Design: The Japan Collaborative Cohort Study for Evaluation of Cancer Risk (JACC Study) comprised 58,453 Japanese men and women who completed a food-frequency questionnaire. Participants were aged 40–79 y at baseline (1988–1990) and were followed up for 14.1 y. Associations of energy-adjusted SFA intake with mortality from stroke (intraparenchymal and subarachnoid hemorrhages and ischemic stroke) and heart diseases (IHD, cardiac arrest, and heart failure) were examined after adjustment for age, sex, and cardiovascular disease risk and dietary factors.

Results: We observed inverse associations of SFA intake with mortality from total stroke [n = 976; multivariable hazard ratio (95% CI) for highest compared with lowest quintiles: 0.69 (0.53, 0.89); P for trend = 0.004], intraparenchymal hemorrhage [n = 224; 0.48 (0.27, 0.85); P for trend = 0.03], and ischemic stroke [n = 321; 0.58 (0.37, 0.90); P for trend = 0.01]. No multivariable-adjusted associations were observed between SFA and mortality from subarachnoid hemorrhage [n = 153; 0.91 (0.46, 1.80); P for trend = 0.47] and heart disease [n = 836; 0.89 (0.68, 1.15); P for trend = 0.59].

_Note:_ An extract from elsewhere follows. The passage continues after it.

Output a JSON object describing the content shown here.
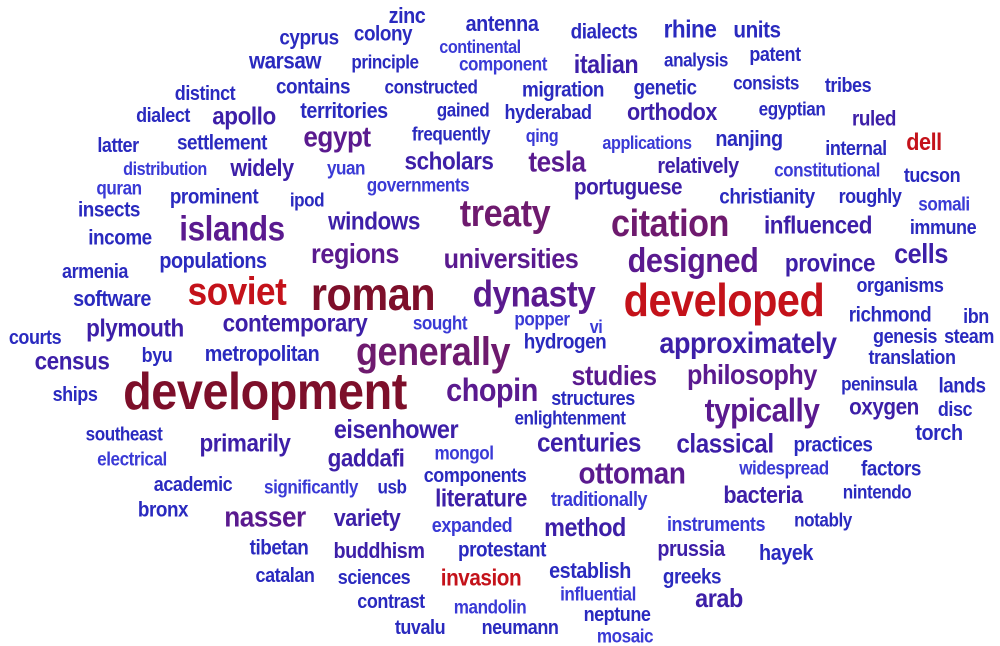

Conclusion: SFA intake was inversely associated with mortality from total stroke, including intraparenchymal hemorrhage and ischemic stroke subtypes, in this Japanese cohort. Am J Clin Nutr doi: 10.3945/ajcn.2009.29146.


So, what has been happening for years is that scientists (I really shouldn't legitimise them with such a title) have been knowingly misleading us by only publishing the studies that support their own prejudices - any paper that doesn't agree is not published.

A doctor friend of mine told me "I have learnt that one of the most difficult things to affect is to have someone unlearn something, even when it is demonstrated that what they have learnt, and have believed, is wrong. I base this on my experience over many years with students and residents." The American journalist, Upton Sinclair made a similar comment when he once remarked: 'It is difficult to get a man to understand something when his salary depends on his not understanding it.' It's not that every scientist is greedy, but they do have to make a living.

But getting back to this review, as it could rock many corporate boats, I doubt it will even get a mention in the media outside of websites such as this one as it doesn't toe the party line. But, if it does get a mention, it will be interesting to see what spin the diet police put on it to make it seem that's what they've saying all along.

I also wonder, as I have many times before over the last quarter century, how they have managed to survive for so long already. It really is about time that dictocrats in quangos like the UK's Food Standards Agency, were sacked for incompetence and for the quangos themselves to be closed down. At a time when money is strictly limited for useful purposes, it is a criminal waste for these people to be paid out of our taxes to ruin our health.

As an aside, you may find it interesting that the authors of this review found well over 600 studies purporting to demonstrate that saturated fat was a significant cause of heart disease and strokes. Most were entirely without merit. These days, scientists have to publish or lose funding. So the majority will write any old stuff, merely designed to get their names on works published in prestigious journals. Seeming to have no other raison d'être, they really are a drain on society.